Lokalsport | 21.02.2017

TTC Zugbrücke Grenzau - – SV Werder Bremen

Zugbrücke ist heiß auf Werder Bremen

Am Sonntag, 26. Februar, 15 Uhr

Kou Lei. Tom Neumann

Grenzau. Dieses Duell verspricht Spannung pur: Wenn der TTC Zugbrücke Grenzau am Sonntag, 26. Februar, um 15 Uhr in der heimischen Zugbrückenhalle den SV Werder Bremen empfängt, dann ist dies auch das Duell zweier Tabellennachbarn: Grenzau ist aktuell Neunter (und Letzter) der Tischtennis-Bundesliga, die Gäste aus dem Hohen Norden rangieren nur knapp davor auf Rang acht. Obendrein hat das Team von TTC-Cheftrainer Dirk Wagner noch etwas gut zu machen: Das Hinspiel in Bremen ging mit 0:3 verloren.

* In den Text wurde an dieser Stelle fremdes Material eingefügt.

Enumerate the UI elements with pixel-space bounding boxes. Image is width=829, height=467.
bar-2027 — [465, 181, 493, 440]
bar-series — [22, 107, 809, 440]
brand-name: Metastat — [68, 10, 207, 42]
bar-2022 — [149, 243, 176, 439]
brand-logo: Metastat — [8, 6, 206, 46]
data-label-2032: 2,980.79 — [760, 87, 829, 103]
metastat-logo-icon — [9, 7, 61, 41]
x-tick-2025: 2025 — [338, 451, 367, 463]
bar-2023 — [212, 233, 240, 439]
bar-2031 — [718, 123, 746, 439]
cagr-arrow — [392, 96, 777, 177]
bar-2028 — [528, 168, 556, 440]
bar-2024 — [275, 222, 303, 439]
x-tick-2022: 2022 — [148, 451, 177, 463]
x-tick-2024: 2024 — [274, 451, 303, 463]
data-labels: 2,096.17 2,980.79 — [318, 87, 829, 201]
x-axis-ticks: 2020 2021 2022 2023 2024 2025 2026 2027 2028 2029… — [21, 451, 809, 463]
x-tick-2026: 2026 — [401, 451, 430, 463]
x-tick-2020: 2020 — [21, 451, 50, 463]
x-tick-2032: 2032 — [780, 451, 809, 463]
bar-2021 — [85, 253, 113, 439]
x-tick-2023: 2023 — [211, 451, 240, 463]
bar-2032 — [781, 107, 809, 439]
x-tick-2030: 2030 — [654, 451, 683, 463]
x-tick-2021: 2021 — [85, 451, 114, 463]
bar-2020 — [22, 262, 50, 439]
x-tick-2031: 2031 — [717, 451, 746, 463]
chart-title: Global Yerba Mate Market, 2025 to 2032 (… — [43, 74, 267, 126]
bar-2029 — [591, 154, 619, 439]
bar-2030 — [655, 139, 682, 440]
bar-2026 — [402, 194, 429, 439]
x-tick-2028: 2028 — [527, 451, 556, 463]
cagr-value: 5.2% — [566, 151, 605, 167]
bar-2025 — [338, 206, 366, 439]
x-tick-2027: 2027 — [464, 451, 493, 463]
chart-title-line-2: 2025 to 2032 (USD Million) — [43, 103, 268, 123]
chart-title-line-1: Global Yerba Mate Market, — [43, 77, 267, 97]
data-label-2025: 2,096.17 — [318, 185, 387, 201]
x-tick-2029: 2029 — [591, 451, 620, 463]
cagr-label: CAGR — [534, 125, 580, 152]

Stark bei dem Olympischen Spielen in Rio, danach jedoch im Leistungstief: Der deutsche Nationalspieler Bastian Steger ist eines der sportlichen Aushängeschilder des SV Werder Bremen, aber die Saison 2016/17 ist bisher noch nicht seine. Steger hat von sieben Einzeln nur ein einziges gewinnen können – und das ausgerechnet im Hinspiel gegen Grenzaus Spitzenspieler Kou Lei. Seit Wochen fehlt er seinem Team nun mit einer Fußverletzung. Anfang Februar, so vermeldeten es die Bremer, wäre ein Einsatz noch zu früh gekommen. Das klingt so, als sei Ende Februar in Grenzau ein guter Zeitpunkt für Steger, dann spätestens wieder ins Ligageschehen einzugreifen.

Und Werder braucht ganz dringend einen Steger in wiedererstarkter Form, denn im Jahr 2017 gab es nur zwei klare 0:3-Niederlagen in Fulda-Maberzell und in Ochsenhausen. Zuletzt trat der SV in folgender Besetzung an: Hunor Janos Szocs (Bilanz 2:6), Kirill Skachkov (3:8) und Constantin Cioti (4:5). Neben Steger gehört auch noch Trainer Cristian Tamas zum spielenden Personal, er wurde bisher jedoch nicht an der Platte eingesetzt. Der letzte Sieg Bremens resultiert aus dem November, als man Grünwettersbach in eigener Halle mit 3:1 schlagen konnte. Es war neben dem Heimsieg gegen Grenzau das bisher einzige Erfolgserlebnis im Saisonverlauf.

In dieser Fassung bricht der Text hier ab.